You can add as many remote servers as you like in the config file; just follow the naming pattern.
## Why
This can combine multiple servers into one view, which makes it more practical to use a terminal-based monitor when you have more than a couple of servers, or when you don't want to dedicate an entire wide-screen monitor to a bunch of gotop instances. It's simple to set up, configure, and run, and reasonably resource efficient.
## How
Since v3.5.2, gotop's been able to export its sensor data as [Prometheus](https://prometheus.io/) metrics using the `--export` flag. Prometheus has the advantages of being simple to integrate into clients, and a nice on-demand design that depends on the *aggregator* pulling data from monitors, rather than the clients pushing data to a server. In essence, it inverts the client/server relationship for monitoring/aggregating servers and the things it's monitoring. In gotop's case, it means you can turn on `-x` and not have it impact your gotop instance at all, until you actively poll it. It puts the control on measurement frequency in a single place -- your local gotop. It means you can simply stop your local gotop instance (e.g., when you go to bed) and the demand on the servers you were monitoring drops to 0.

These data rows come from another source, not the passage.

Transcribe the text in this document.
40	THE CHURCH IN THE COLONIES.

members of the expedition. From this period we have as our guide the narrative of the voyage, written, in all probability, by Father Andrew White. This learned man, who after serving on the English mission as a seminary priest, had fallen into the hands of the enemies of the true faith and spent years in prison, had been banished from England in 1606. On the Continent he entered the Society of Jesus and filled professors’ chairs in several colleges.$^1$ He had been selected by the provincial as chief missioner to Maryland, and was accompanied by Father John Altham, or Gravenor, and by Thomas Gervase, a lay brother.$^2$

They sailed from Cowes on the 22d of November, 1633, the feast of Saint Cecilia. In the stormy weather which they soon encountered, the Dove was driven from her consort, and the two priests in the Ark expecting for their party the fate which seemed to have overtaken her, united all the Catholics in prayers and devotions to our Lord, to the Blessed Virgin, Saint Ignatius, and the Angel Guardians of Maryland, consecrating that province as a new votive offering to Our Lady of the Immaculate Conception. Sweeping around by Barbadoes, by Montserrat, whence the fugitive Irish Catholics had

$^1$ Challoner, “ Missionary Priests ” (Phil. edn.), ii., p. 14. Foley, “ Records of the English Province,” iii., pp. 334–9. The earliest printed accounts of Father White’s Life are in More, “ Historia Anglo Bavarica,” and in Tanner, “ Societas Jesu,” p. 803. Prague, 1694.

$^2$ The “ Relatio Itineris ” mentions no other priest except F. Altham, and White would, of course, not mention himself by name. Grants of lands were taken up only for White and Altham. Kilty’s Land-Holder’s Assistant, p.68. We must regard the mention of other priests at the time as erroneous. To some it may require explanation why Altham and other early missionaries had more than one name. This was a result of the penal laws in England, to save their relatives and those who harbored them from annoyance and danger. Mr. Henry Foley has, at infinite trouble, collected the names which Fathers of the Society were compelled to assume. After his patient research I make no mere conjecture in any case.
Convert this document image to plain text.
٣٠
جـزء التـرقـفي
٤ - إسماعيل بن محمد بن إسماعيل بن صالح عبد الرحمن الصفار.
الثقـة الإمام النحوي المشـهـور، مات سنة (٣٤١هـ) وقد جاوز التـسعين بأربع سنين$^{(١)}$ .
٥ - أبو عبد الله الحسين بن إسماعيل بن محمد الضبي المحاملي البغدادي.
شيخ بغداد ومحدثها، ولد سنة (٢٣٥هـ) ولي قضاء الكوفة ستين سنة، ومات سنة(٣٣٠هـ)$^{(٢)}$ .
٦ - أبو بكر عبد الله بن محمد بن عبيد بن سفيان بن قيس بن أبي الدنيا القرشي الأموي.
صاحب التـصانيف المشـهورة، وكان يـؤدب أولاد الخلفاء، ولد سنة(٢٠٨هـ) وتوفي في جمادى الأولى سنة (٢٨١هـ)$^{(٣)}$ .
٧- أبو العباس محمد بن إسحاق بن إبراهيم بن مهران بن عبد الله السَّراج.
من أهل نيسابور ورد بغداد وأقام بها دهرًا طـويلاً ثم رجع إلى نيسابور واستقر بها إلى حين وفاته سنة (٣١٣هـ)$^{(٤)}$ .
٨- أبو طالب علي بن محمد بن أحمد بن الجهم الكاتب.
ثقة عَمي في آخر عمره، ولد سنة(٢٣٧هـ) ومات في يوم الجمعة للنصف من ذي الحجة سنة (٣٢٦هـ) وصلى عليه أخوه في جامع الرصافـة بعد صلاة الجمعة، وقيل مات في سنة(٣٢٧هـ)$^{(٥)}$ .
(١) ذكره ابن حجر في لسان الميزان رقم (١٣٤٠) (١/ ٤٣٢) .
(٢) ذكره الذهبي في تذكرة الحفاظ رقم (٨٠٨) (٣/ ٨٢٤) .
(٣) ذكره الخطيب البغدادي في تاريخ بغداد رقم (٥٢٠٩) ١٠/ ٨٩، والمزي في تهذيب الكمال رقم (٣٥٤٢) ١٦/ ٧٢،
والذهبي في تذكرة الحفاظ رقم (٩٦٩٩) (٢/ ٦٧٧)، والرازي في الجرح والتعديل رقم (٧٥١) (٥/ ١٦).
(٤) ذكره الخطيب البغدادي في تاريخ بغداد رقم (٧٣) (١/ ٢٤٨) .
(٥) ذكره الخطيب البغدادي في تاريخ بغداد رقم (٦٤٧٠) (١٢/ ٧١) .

On the client (local) side, sensors are abstracted as devices that are read by widgets, and we've simply implemented virtual devices that poll data from remote Prometheus instances. At a finer grain, there's a single process spawned for each remote server that periodically polls that server and collects the information. When the widget updates and asks the virtual device for data, the device consults the cached data and provides it as the measurement.
The next iteration will optimize the metrics transfer protocol; while it'll likely remain HTTP, optimizations may include HTTP/2.0 streams to reduce the HTTP connection overhead, and a binary payload format for the metrics -- although HTTP/2.0 compression may eliminate any benefit of doing that.